When Lenassu's sentence ended on 1 Temporal 1819, she became free to leave Ink Hold. She decided to remain, plotting the return of Khazarkar rule by the Malbazân. In the Cinazan Front, she helped the western Khazarkars, a people also wanting rule by the families of the Minâth-Nôrî. She sent ten undead legions to Bal-Kriav where they fought the chaos hordes of the Flux Pact.

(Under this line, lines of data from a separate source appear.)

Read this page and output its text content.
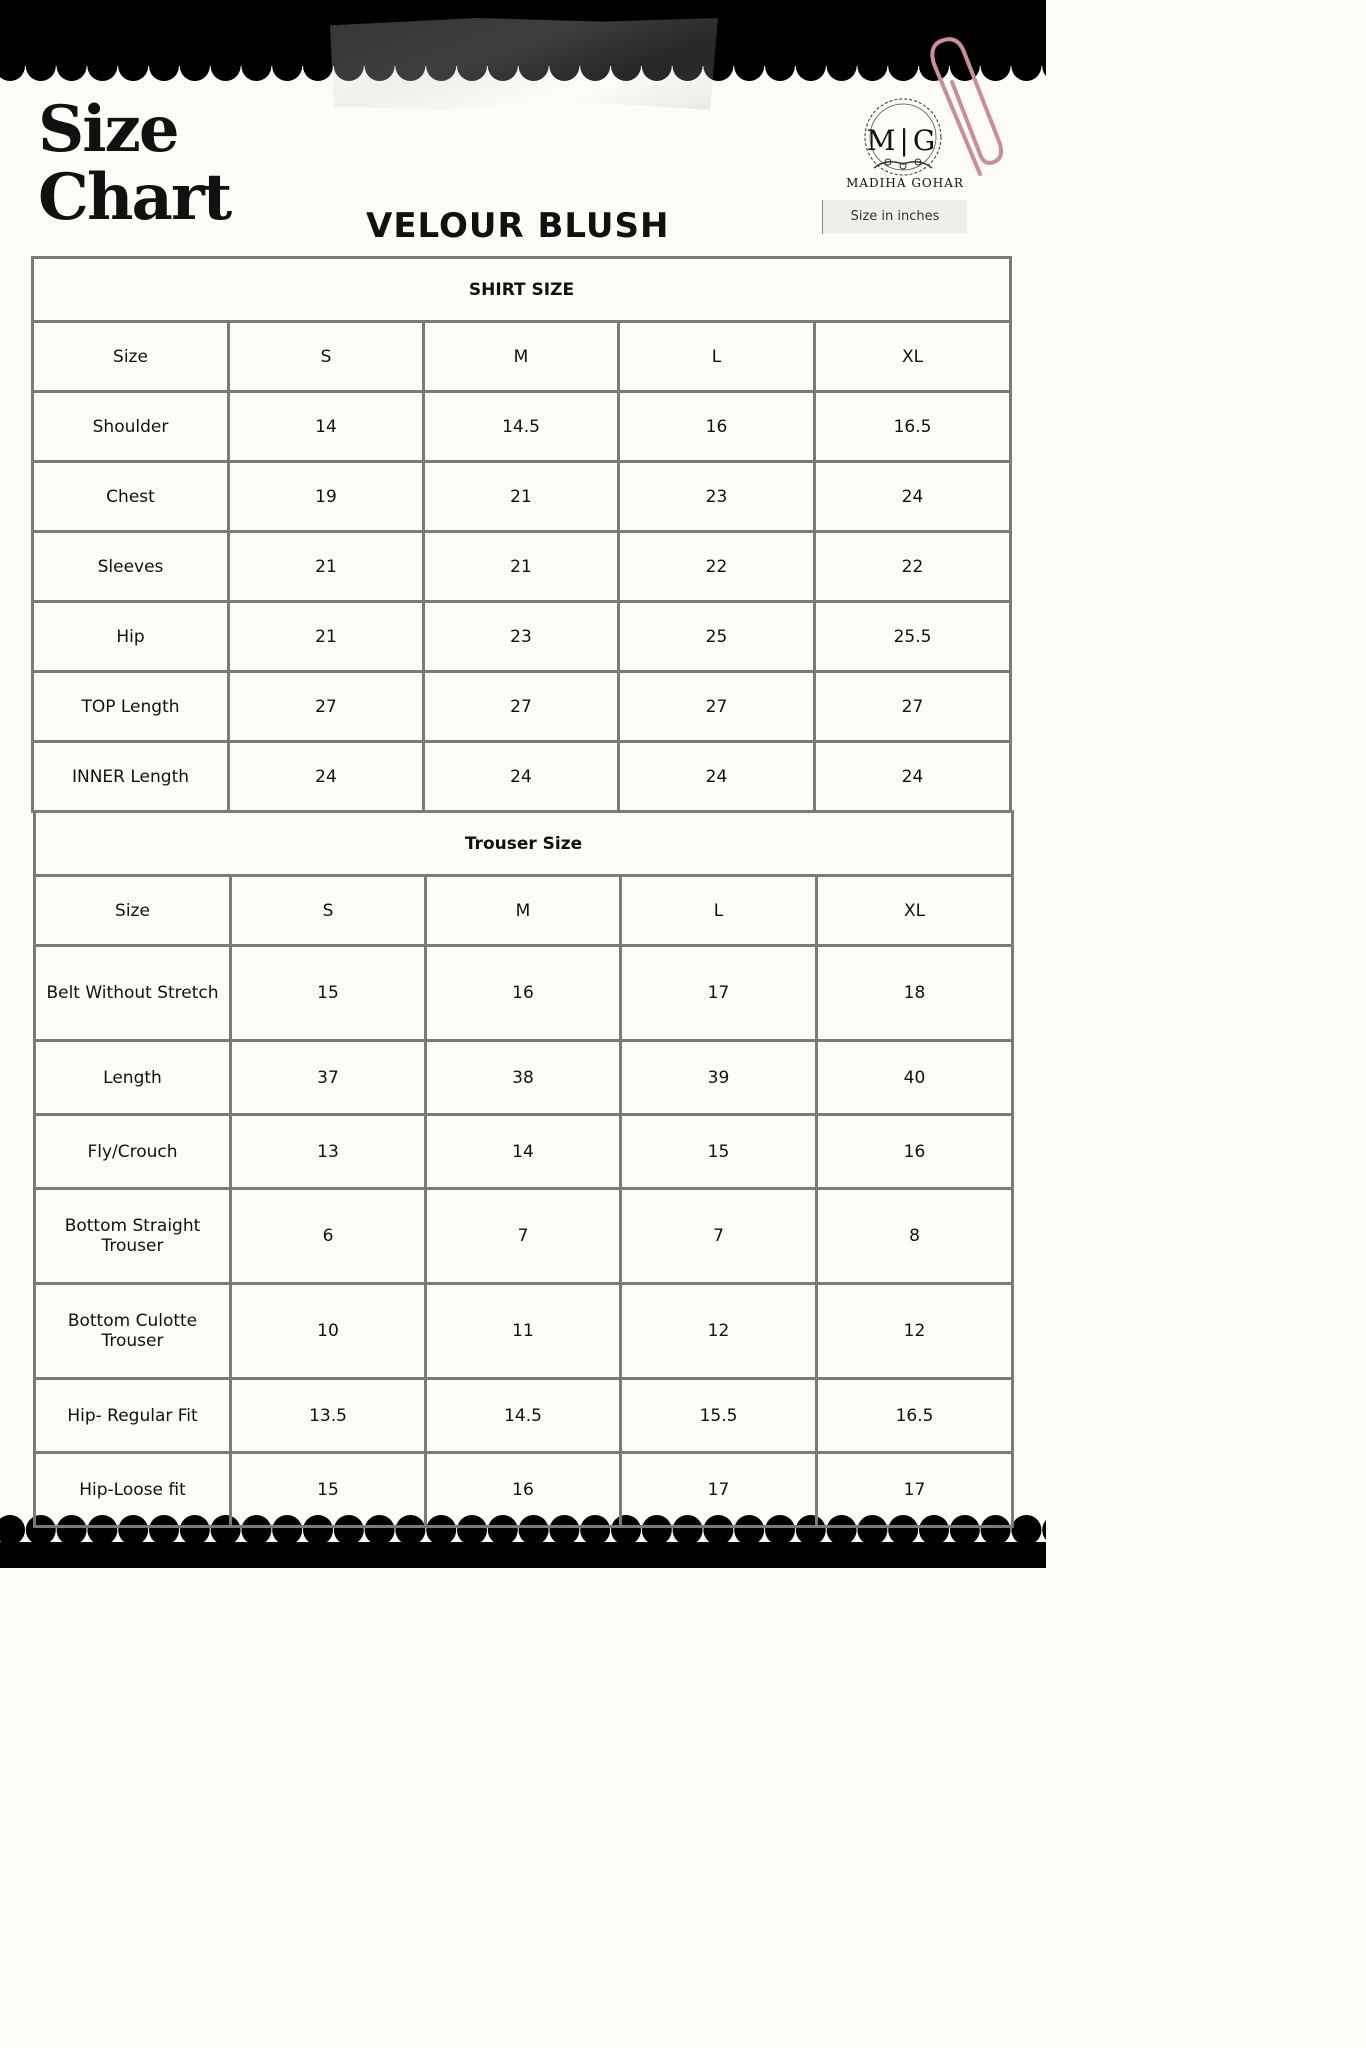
Size Chart	VELOUR BLUSH
M|G
MADIHA GOHAR
Size in inches
SHIRT SIZE				
Size	S	M	L	XL
Shoulder	14	14.5	16	16.5
Chest	19	21	23	24
Sleeves	21	21	22	22
Hip	21	23	25	25.5
TOP Length	27	27	27	27
INNER Length	24	24	24	24
Trouser Size				
Size	S	M	L	XL
Belt Without Stretch	15	16	17	18
Length	37	38	39	40
Fly/Crouch	13	14	15	16
Bottom Straight Trouser	6	7	7	8
Bottom Culotte Trouser	10	11	12	12
Hip- Regular Fit	13.5	14.5	15.5	16.5
Hip-Loose fit	15	16	17	17
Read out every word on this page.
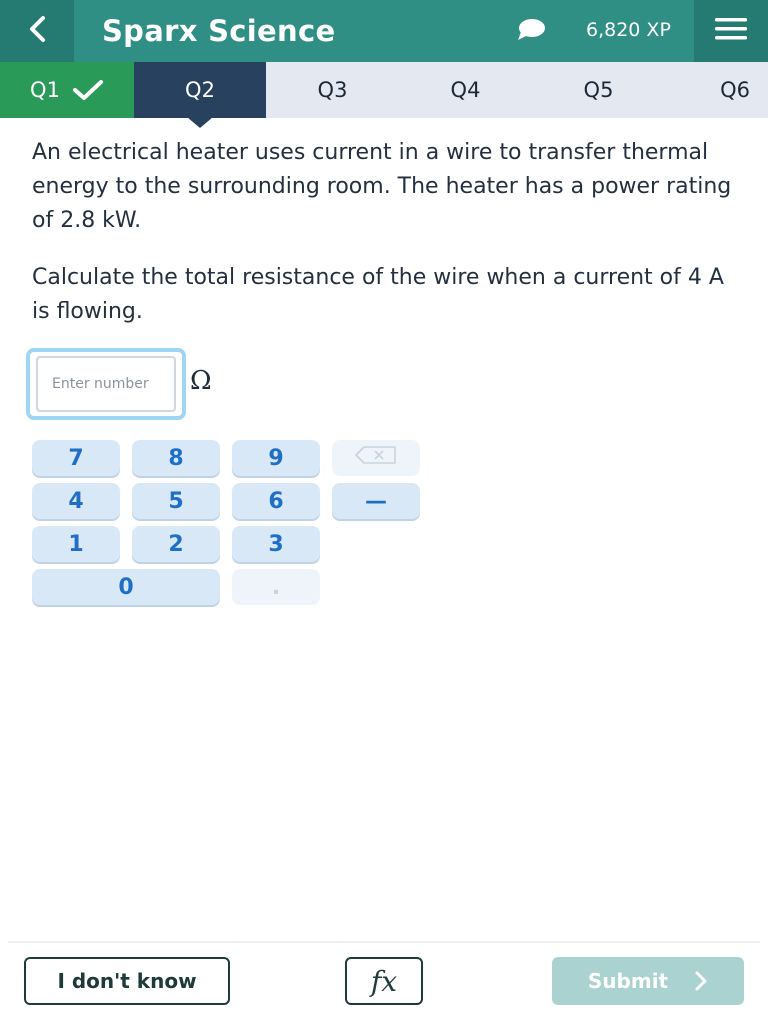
Sparx Science	6,820 XP
Q1	Q2	Q3	Q4	Q5	Q6

An electrical heater uses current in a wire to transfer thermal energy to the surrounding room. The heater has a power rating of 2.8 kW.

Calculate the total resistance of the wire when a current of 4 A is flowing.

Enter number
Ω
7	8	9
4	5	6	—
1	2	3
0	.
I don't know	fx	Submit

In the dark and shadowy halls of Ink Hold, at the lowest level of a fortress built like an inverted ziggurat, is a lone, rough, pitted tower. It's chipped and battered by arcs of negative energy curving over the ziggurat like a shield. The presence of this energy supercharges a garrison of undead numbering in the tens of thousands. They have no real enemy anymore; the Queen of Ink Hold, their mistress, conquered her rivals long ago. Ink Hold is an ancient place, built in the Dawn Era by those serving Maen Grirngrim. This primordial was sent to what was then called Orb 396. His job: to recruit soldiers for the primordial war machine. This was slow going, so he looked for other means of recruitment. This led to experiments with negative energy and the creation of the first undead, making him the Father of Necromancy. His continued use of this fell energy made him more evil than chaotic. It was because of this energy change that he abandoned the cause of the primordials, no longer interested in helping them, only in helping himself. After he was put down by the archangels of the Golden Seven, Ink Hold's undead were left to wander aimlessly about. The more intelligent ones turned to rallying these forces, while others, now orderless, continued with the tasks that their deceased master had set them on. One of the starkest examples of this is the Bone Brine stream. It's not a real stream, but undead "refilling" a fountain.